Le Gabon est membre du cartel pétrolier de l’OPEP, avec une production de quelque 181 000 barils de brut par jour, ce qui en fait le huitième producteur de pétrole d’Afrique subsaharienne. Le pays compte plus de 2 millions d’habitants et est légèrement plus petit que l’État américain du Colorado.
À une époque où le sentiment anti-français se répand dans de nombreuses anciennes colonies, M. Bongo, qui a reçu une éducation française, a rencontré le président Emmanuel Macron à Paris à la fin du mois de juin et a partagé des photos d’eux se serrant la main.
La France a déployé 400 soldats au Gabon dans le cadre d’une opération régionale de formation militaire. Ils n’ont pas modifié leurs opérations normales aujourd’hui, selon l’armée française.
Le Premier ministre français, Elisabeth Borne, a déclaré mercredi : « Nous suivons la situation au Gabon : « Nous suivons de près la situation au Gabon.
Les officiers mutins se sont engagés à respecter « les engagements du Gabon vis-à-vis de la communauté nationale et internationale ».
Interrogé sur le Gabon mercredi, le plus haut diplomate de l’UE, Josep Borrell, a déclaré que la question serait examinée par les ministres de l’UE cette semaine. Les ministres de la défense des 27 pays de l’Union se réunissent en Espagne mercredi et les ministres des affaires étrangères jeudi. M. Borrell présidera ces deux réunions, qui porteront également sur le Niger.
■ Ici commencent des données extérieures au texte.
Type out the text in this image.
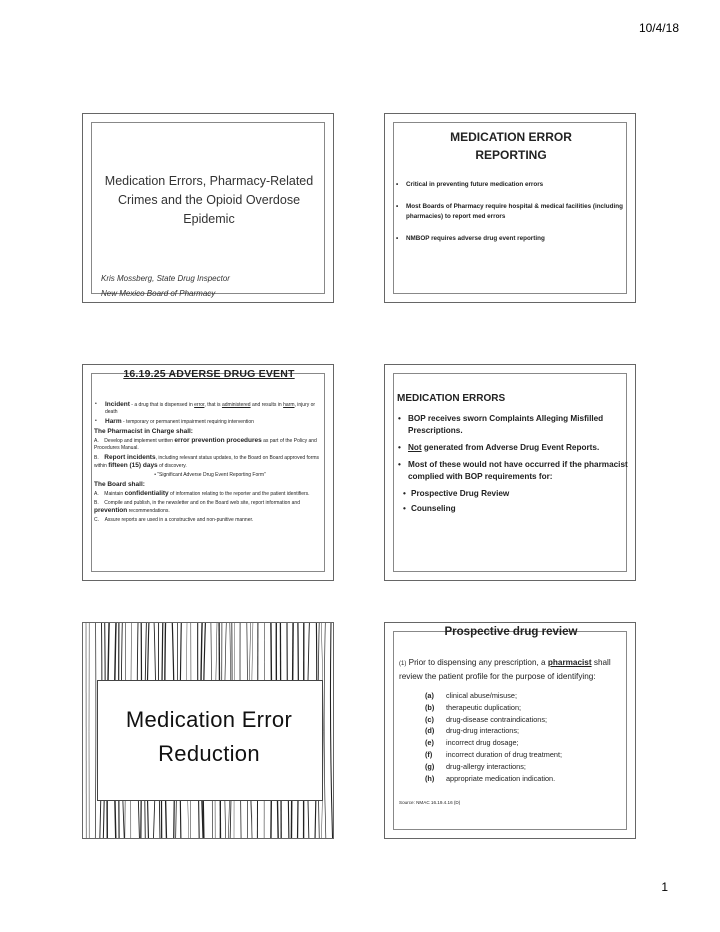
10/4/18
Medication Errors, Pharmacy-Related Crimes and the Opioid Overdose Epidemic
Kris Mossberg, State Drug Inspector
New Mexico Board of Pharmacy
MEDICATION ERROR
REPORTING
• Critical in preventing future medication errors
• Most Boards of Pharmacy require hospital & medical facilities (including pharmacies) to report med errors
• NMBOP requires adverse drug event reporting
16.19.25 ADVERSE DRUG EVENT

• Incident - a drug that is dispensed in error, that is administered and results in harm, injury or death

• Harm - temporary or permanent impairment requiring intervention

The Pharmacist in Charge shall:

A. Develop and implement written error prevention procedures as part of the Policy and Procedures Manual.

B. Report incidents, including relevant status updates, to the Board on Board approved forms within fifteen (15) days of discovery.

• “Significant Adverse Drug Event Reporting Form”

The Board shall:

A. Maintain confidentiality of information relating to the reporter and the patient identifiers.

B. Compile and publish, in the newsletter and on the Board web site, report information and prevention recommendations.

C. Assure reports are used in a constructive and non-punitive manner.

MEDICATION ERRORS
• BOP receives sworn Complaints Alleging Misfilled Prescriptions.
• Not generated from Adverse Drug Event Reports.
• Most of these would not have occurred if the pharmacist complied with BOP requirements for:
• Prospective Drug Review
• Counseling
Medication Error
Reduction
Prospective drug review
(1) Prior to dispensing any prescription, a pharmacist shall review the patient profile for the purpose of identifying:
(a) clinical abuse/misuse;
(b) therapeutic duplication;
(c) drug-disease contraindications;
(d) drug-drug interactions;
(e) incorrect drug dosage;
(f) incorrect duration of drug treatment;
(g) drug-allergy interactions;
(h) appropriate medication indication.
Source: NMAC 16.19.4.16 (D)
1
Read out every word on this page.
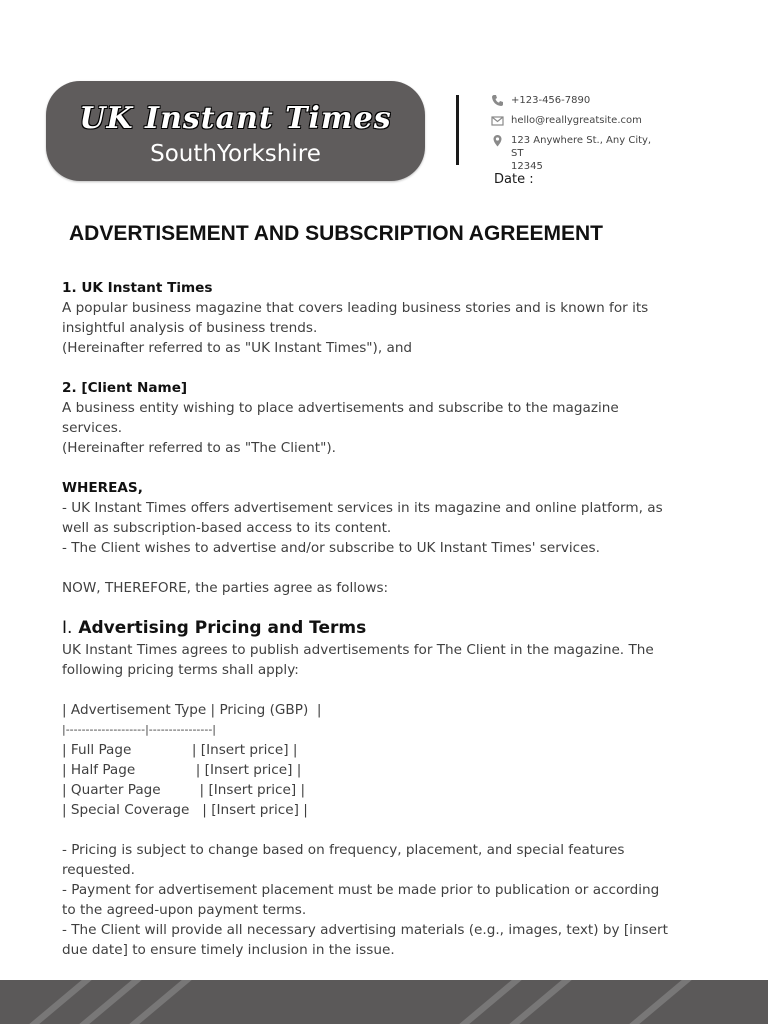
UK Instant Times
SouthYorkshire
+123-456-7890
hello@reallygreatsite.com
123 Anywhere St., Any City, ST
12345
Date :
ADVERTISEMENT AND SUBSCRIPTION AGREEMENT
1. UK Instant Times
A popular business magazine that covers leading business stories and is known for its
insightful analysis of business trends.
(Hereinafter referred to as "UK Instant Times"), and
2. [Client Name]
A business entity wishing to place advertisements and subscribe to the magazine
services.
(Hereinafter referred to as "The Client").
WHEREAS,
- UK Instant Times offers advertisement services in its magazine and online platform, as
well as subscription-based access to its content.
- The Client wishes to advertise and/or subscribe to UK Instant Times' services.
NOW, THEREFORE, the parties agree as follows:
I. Advertising Pricing and Terms
UK Instant Times agrees to publish advertisements for The Client in the magazine. The
following pricing terms shall apply:
| Advertisement Type | Pricing (GBP)  |
|--------------------|----------------|
| Full Page              | [Insert price] |
| Half Page              | [Insert price] |
| Quarter Page         | [Insert price] |
| Special Coverage   | [Insert price] |
- Pricing is subject to change based on frequency, placement, and special features
requested.
- Payment for advertisement placement must be made prior to publication or according
to the agreed-upon payment terms.
- The Client will provide all necessary advertising materials (e.g., images, text) by [insert
due date] to ensure timely inclusion in the issue.
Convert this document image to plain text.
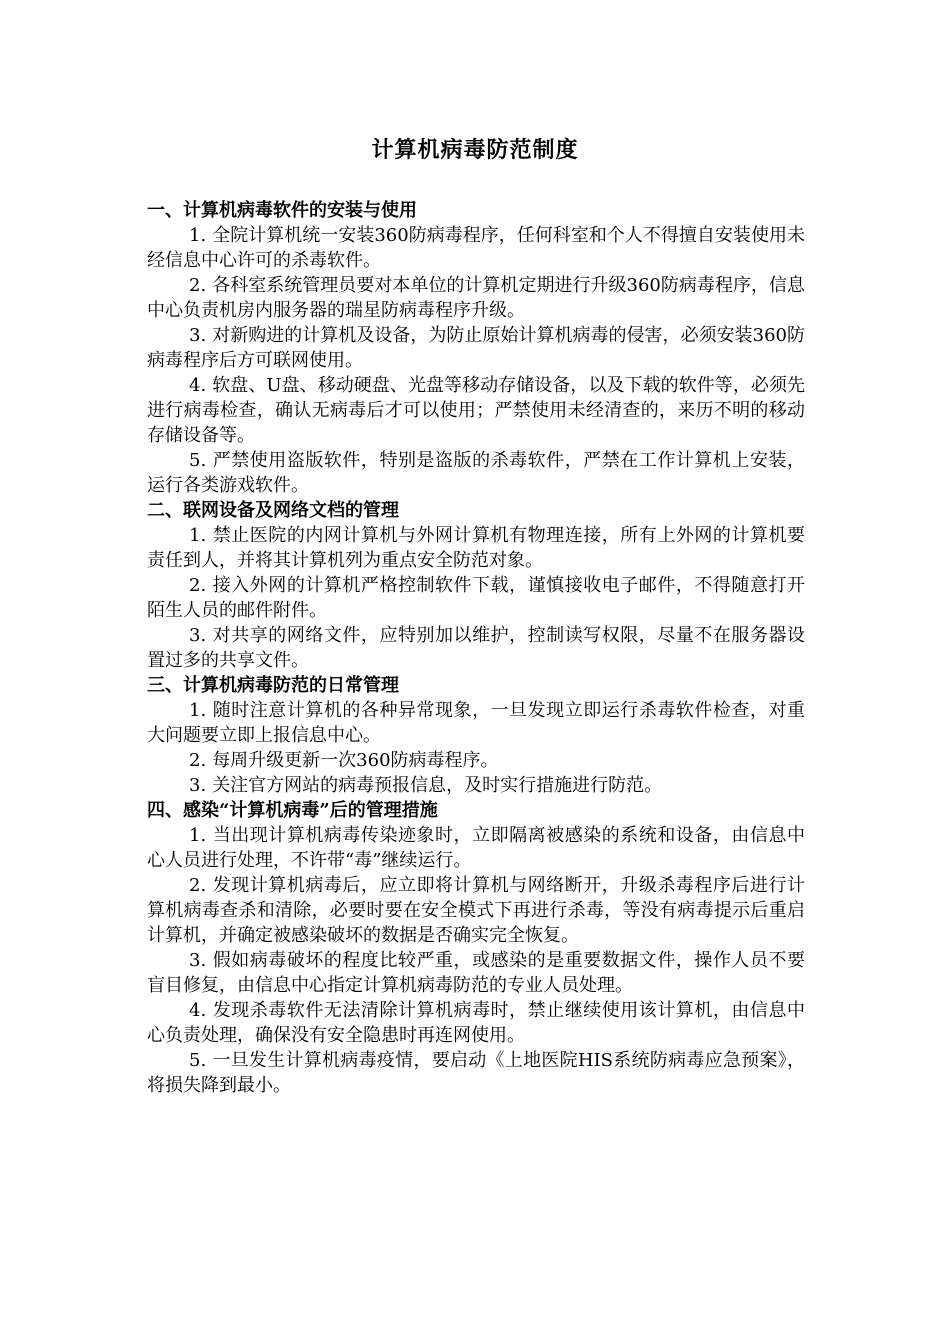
计算机病毒防范制度

一、计算机病毒软件的安装与使用

1. 全院计算机统一安装360防病毒程序，任何科室和个人不得擅自安装使用未经信息中心许可的杀毒软件。

2. 各科室系统管理员要对本单位的计算机定期进行升级360防病毒程序，信息中心负责机房内服务器的瑞星防病毒程序升级。

3. 对新购进的计算机及设备，为防止原始计算机病毒的侵害，必须安装360防病毒程序后方可联网使用。

4. 软盘、U盘、移动硬盘、光盘等移动存储设备，以及下载的软件等，必须先进行病毒检查，确认无病毒后才可以使用；严禁使用未经清查的，来历不明的移动存储设备等。

5. 严禁使用盗版软件，特别是盗版的杀毒软件，严禁在工作计算机上安装，运行各类游戏软件。

二、联网设备及网络文档的管理

1. 禁止医院的内网计算机与外网计算机有物理连接，所有上外网的计算机要责任到人，并将其计算机列为重点安全防范对象。

2. 接入外网的计算机严格控制软件下载，谨慎接收电子邮件，不得随意打开陌生人员的邮件附件。

3. 对共享的网络文件，应特别加以维护，控制读写权限，尽量不在服务器设置过多的共享文件。

三、计算机病毒防范的日常管理

1. 随时注意计算机的各种异常现象，一旦发现立即运行杀毒软件检查，对重大问题要立即上报信息中心。

2. 每周升级更新一次360防病毒程序。

3. 关注官方网站的病毒预报信息，及时实行措施进行防范。

四、感染“计算机病毒”后的管理措施

1. 当出现计算机病毒传染迹象时，立即隔离被感染的系统和设备，由信息中心人员进行处理，不许带“毒”继续运行。

2. 发现计算机病毒后，应立即将计算机与网络断开，升级杀毒程序后进行计算机病毒查杀和清除，必要时要在安全模式下再进行杀毒，等没有病毒提示后重启计算机，并确定被感染破坏的数据是否确实完全恢复。

3. 假如病毒破坏的程度比较严重，或感染的是重要数据文件，操作人员不要盲目修复，由信息中心指定计算机病毒防范的专业人员处理。

4. 发现杀毒软件无法清除计算机病毒时，禁止继续使用该计算机，由信息中心负责处理，确保没有安全隐患时再连网使用。

5. 一旦发生计算机病毒疫情，要启动《上地医院HIS系统防病毒应急预案》，将损失降到最小。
« Si cela se confirme, il s’agit d’un nouveau coup d’État militaire, qui accroît l’instabilité dans toute la région », a-t-il déclaré.
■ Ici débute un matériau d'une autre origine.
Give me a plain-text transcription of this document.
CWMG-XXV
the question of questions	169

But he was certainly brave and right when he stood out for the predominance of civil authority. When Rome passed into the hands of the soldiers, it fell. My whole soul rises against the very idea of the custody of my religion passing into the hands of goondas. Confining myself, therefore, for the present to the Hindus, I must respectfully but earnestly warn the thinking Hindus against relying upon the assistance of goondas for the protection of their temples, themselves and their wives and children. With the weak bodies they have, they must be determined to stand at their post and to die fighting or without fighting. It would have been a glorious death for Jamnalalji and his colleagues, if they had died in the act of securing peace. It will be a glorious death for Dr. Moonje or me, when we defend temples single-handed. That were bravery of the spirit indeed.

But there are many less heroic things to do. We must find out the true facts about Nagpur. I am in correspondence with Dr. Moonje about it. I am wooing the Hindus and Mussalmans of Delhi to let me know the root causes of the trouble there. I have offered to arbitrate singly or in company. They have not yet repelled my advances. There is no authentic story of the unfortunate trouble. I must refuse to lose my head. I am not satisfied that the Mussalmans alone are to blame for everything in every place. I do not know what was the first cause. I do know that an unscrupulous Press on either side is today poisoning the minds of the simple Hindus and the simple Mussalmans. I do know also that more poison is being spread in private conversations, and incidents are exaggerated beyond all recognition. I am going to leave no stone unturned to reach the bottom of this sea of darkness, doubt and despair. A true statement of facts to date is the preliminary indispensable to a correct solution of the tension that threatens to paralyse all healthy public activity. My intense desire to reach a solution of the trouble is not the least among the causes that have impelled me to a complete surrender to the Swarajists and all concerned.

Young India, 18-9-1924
La famille de M. Bongo entretient des liens de longue date avec l’ancien colonisateur, la France, depuis les quatre décennies de présidence de son défunt père, Omar Bongo. Ces liens ont fait l’objet d’un examen juridique au cours des dernières années.
Plusieurs membres de la famille Bongo font l’objet d’une enquête en France, et certains ont été inculpés de détournement de fonds, de blanchiment d’argent et d’autres formes de corruption, selon les médias français. Cette enquête s’inscrit dans le cadre d’un mouvement plus large de demande de justice de la part d’organisations non gouvernementales qui accusent depuis longtemps de nombreux chefs d’État africains d’avoir détourné des fonds publics et de les avoir dissimulés en France.
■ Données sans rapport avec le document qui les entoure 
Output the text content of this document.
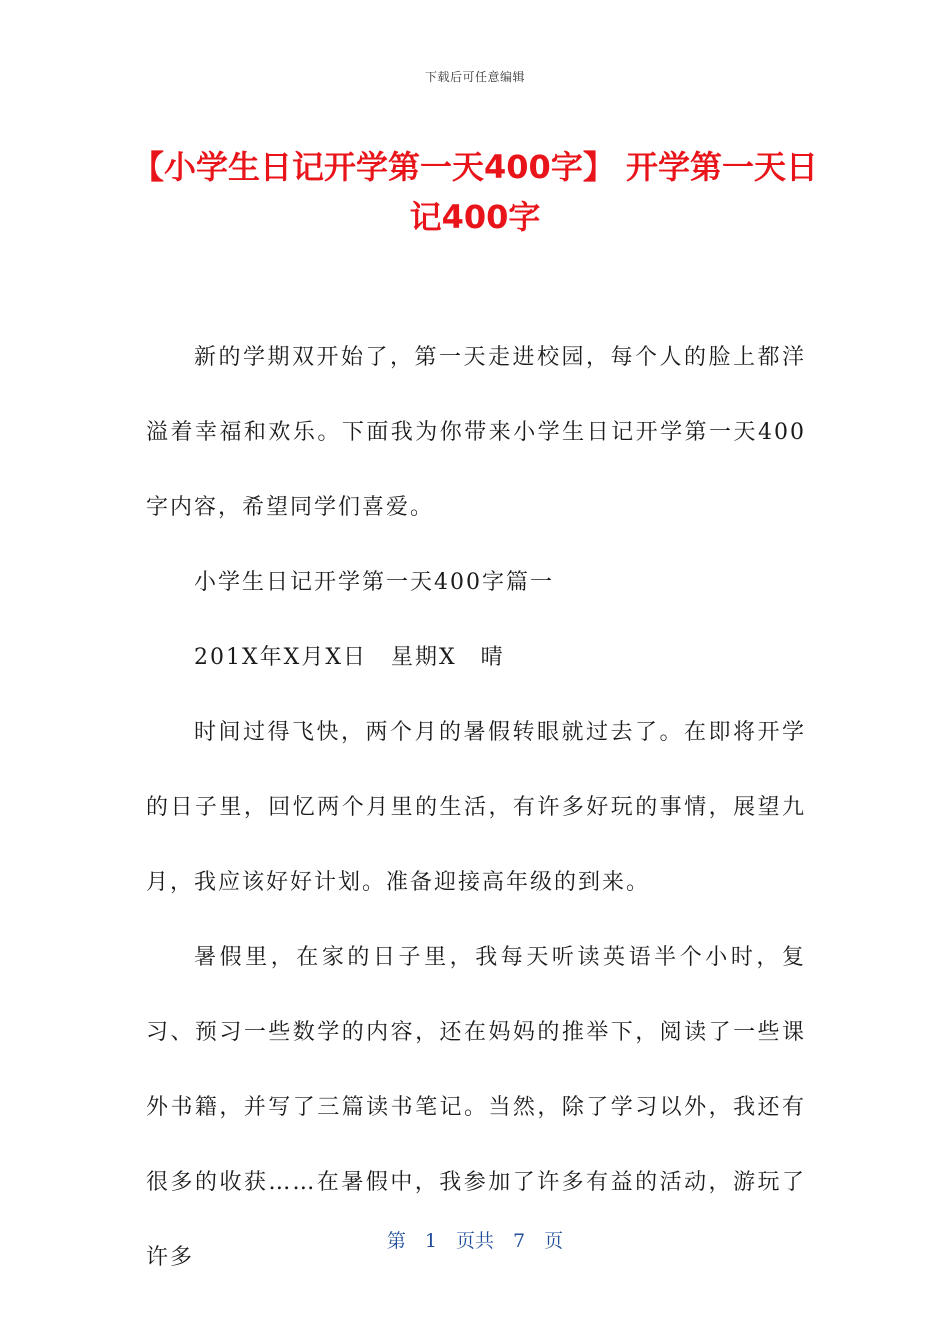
下载后可任意编辑
【小学生日记开学第一天400字】 开学第一天日记400字

新的学期双开始了，第一天走进校园，每个人的脸上都洋溢着幸福和欢乐。下面我为你带来小学生日记开学第一天400字内容，希望同学们喜爱。

小学生日记开学第一天400字篇一

201X年X月X日　星期X　晴

时间过得飞快，两个月的暑假转眼就过去了。在即将开学的日子里，回忆两个月里的生活，有许多好玩的事情，展望九月，我应该好好计划。准备迎接高年级的到来。

暑假里，在家的日子里，我每天听读英语半个小时，复习、预习一些数学的内容，还在妈妈的推举下，阅读了一些课外书籍，并写了三篇读书笔记。当然，除了学习以外，我还有很多的收获……在暑假中，我参加了许多有益的活动，游玩了许多

第　1　页共　7　页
M. Bongo briguait un troisième mandat lors des élections de ce week-end. Il a effectué deux mandats depuis son arrivée au pouvoir en 2009, après la mort de son père qui a dirigé le pays pendant 41 ans. Un autre groupe de soldats mutins a tenté un coup d’État en janvier 2019, alors que M. Bongo se trouvait au Maroc pour se remettre d’un accident vasculaire cérébral, mais ils ont été rapidement maîtrisés.
Lors de l’élection, M. Bongo a fait face à une coalition d’opposition dirigée par le professeur d’économie et ancien ministre de l’éducation Albert Ondo Ossa, dont la nomination surprise est intervenue une semaine avant le vote.
Tous les scrutins organisés au Gabon depuis le retour au multipartisme en 1990 se sont soldés par des violences. Les affrontements entre les forces gouvernementales et les manifestants après l’élection de 2016 ont fait quatre morts, selon les chiffres officiels. L’opposition a déclaré que le nombre de morts était bien plus élevé.
Craignant les violences, de nombreux habitants de la capitale sont allés rendre visite à leur famille dans d’autres régions du pays avant l’élection ou ont carrément quitté le Gabon. D’autres ont fait des réserves de nourriture ou renforcé la sécurité dans leurs maisons.
Après le vote de la semaine dernière, le ministre de la communication de la nation centrafricaine, Rodrigue Mboumba Bissawou, a annoncé un couvre-feu nocturne de 19 heures à 6 heures du matin, et a déclaré que l’accès à l’internet était limité pour une durée indéterminée afin d’étouffer la désinformation et les appels à la violence.
NetBlocks, une organisation qui surveille l’accès à l’internet dans le monde entier, a déclaré que le service internet avait été « partiellement rétabli » au Gabon après le coup d’État.